On Love and Poetry

I’ve decided, and this has been decided for a while, that Friday’s blog posts are for creative writing. Not as a chore, but to push myself to share my creative works and to ensure that I am consistently writing new things. I don’t want to get out of the habit of writing little bits and pieces, and having my blog is a great platform to share such things.

It’s a bit funny, but I find I can write about love much easier than anything else, even when I was young and had no experience of romance. I’m not sure why, but it means I find it difficult to write outside of that scope.

I think it’s easy for love to sound beautiful through writing because love, in itself, is already a beautiful thing, not just romantically speaking.

And the world has so many things ready to describe love in a way that helps us understand it, that helps us capture the feeling of it, that helps us want it.

I’ll try to explain this a little better using an example:

I think love is beautiful.

Nature is also beautiful.

Right there we have a million means to capture the essence of love because nature is accessible in a visually descriptive way. Nature is physically beautiful, and this image will help us catch a glimpse of the intangible beauty of love.

Because beauty is such a broad topic, let’s narrow it down further:

What makes love beautiful?

Just one reason of many, I think love is beautiful because it’s selfless. When you love someone you want to show them love, not for your own benefit but for theirs.

What in nature does the same?

The sun. The sun rises for us. Plants, animals, people; we need light and warmth to survive.

If you were writing a poem about love using the sun, you could use words like bask, glow, brighten. You know the happy, relaxed feeling you get when you’re lying in the sun? Like you have no responsibilities and you’re just wrapped in warmth? Bam, there’s a comparison to love right there.

At the start of this post I declared Fridays to be about creative writing, and here we are on a Friday with no creative writing to share.

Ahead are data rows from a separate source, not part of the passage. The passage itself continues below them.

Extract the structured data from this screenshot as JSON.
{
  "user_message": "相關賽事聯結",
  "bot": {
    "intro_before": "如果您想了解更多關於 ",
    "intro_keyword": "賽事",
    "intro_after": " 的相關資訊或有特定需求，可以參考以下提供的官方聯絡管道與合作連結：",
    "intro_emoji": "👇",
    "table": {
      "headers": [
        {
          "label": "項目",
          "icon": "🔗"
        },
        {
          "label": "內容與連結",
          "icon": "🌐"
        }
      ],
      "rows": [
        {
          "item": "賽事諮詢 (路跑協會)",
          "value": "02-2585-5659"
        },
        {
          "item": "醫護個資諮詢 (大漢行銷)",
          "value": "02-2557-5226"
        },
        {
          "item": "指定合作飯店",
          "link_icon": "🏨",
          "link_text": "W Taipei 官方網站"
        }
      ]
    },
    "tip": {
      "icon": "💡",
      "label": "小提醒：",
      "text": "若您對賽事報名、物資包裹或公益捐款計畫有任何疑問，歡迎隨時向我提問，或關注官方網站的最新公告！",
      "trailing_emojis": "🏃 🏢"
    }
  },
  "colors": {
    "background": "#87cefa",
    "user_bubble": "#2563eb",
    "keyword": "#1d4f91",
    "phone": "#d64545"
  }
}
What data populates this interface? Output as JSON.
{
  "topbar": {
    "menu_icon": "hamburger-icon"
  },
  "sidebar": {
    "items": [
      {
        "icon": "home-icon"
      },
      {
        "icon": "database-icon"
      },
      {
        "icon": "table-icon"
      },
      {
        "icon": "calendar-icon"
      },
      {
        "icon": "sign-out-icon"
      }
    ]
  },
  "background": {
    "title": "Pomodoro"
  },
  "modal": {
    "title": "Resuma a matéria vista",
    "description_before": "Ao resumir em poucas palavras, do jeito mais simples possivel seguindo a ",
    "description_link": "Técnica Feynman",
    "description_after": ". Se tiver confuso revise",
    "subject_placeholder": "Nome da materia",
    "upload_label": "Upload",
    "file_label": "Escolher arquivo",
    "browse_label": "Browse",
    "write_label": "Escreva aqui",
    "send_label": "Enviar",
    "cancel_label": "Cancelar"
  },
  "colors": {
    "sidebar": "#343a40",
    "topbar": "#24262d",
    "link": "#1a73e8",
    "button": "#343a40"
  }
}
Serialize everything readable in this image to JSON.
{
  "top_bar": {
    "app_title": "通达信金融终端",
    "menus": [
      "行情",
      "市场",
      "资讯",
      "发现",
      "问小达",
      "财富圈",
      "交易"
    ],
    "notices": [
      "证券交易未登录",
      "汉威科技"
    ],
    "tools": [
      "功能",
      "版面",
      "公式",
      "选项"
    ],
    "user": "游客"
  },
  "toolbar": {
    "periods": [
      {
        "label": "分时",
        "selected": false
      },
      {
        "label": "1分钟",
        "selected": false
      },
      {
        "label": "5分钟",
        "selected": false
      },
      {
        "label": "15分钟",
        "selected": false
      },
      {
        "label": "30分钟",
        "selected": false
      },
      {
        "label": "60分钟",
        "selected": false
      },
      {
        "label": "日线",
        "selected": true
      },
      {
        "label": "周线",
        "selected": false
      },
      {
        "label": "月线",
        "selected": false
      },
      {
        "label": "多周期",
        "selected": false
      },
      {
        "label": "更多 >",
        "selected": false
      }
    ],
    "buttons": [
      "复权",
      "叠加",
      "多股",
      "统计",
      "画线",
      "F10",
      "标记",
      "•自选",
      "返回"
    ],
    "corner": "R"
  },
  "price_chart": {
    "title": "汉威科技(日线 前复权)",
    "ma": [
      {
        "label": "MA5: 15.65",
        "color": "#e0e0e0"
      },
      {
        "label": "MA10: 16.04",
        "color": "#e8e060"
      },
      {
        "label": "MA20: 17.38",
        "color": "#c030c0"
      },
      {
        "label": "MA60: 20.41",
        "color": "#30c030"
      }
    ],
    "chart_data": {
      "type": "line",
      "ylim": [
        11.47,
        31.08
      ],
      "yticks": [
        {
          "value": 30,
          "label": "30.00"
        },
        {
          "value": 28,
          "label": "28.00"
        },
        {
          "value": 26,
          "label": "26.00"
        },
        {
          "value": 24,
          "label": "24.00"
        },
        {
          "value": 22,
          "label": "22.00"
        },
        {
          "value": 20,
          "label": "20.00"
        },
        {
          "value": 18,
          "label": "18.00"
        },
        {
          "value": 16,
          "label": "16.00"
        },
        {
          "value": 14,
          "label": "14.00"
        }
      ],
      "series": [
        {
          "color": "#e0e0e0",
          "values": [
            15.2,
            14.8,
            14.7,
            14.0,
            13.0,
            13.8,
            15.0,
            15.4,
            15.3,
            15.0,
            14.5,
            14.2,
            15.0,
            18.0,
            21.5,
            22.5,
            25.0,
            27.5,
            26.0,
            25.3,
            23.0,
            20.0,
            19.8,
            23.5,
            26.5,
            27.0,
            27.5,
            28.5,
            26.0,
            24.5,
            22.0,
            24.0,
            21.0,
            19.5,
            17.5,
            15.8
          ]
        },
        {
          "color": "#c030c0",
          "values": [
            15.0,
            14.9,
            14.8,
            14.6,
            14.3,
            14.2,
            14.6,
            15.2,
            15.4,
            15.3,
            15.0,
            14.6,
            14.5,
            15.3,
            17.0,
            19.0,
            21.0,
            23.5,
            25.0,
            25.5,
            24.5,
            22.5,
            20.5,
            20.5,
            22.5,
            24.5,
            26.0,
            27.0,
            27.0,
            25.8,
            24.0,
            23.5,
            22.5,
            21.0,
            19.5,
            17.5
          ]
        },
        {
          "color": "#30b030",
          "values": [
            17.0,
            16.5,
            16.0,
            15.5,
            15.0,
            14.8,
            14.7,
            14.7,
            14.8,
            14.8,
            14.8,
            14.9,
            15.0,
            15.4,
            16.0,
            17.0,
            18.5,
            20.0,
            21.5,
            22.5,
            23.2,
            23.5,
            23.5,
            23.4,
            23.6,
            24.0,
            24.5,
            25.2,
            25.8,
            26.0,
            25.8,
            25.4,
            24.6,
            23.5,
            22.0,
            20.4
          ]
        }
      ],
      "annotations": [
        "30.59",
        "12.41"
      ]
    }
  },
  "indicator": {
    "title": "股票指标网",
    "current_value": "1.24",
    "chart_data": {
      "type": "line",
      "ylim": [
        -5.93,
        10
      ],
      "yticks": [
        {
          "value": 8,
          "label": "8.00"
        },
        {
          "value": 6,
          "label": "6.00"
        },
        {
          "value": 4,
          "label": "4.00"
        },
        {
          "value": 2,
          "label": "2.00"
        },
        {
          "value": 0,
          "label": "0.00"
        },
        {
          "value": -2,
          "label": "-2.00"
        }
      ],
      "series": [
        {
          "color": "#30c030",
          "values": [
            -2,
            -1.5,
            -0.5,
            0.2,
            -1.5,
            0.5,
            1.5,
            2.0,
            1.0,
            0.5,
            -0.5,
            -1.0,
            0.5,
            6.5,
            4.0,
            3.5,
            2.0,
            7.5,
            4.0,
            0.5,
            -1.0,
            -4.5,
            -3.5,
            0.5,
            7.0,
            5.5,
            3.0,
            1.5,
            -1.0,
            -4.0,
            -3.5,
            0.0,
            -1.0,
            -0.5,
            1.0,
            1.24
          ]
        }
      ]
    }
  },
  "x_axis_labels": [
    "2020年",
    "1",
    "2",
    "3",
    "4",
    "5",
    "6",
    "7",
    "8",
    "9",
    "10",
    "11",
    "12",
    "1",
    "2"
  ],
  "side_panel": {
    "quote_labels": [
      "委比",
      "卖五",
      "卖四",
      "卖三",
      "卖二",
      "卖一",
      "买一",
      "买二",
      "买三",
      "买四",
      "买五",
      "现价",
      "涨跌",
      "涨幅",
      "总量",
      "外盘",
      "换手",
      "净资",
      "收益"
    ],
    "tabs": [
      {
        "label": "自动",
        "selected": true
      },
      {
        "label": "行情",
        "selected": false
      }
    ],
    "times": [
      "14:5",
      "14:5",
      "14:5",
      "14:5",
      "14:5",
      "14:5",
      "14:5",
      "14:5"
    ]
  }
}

But that’s okay, because we’ve been talking about it and it’s been fun.

(As a little note: I don’t think I can encapsulate the entirety of God’s pure, unconditional love with my writing. I don’t think I can properly even fathom the ‘unconditional’ part, let alone just how full the term ‘love’ means in relation to our Heavenly Father. So though I try to understand love through rhymes, words will never be enough.)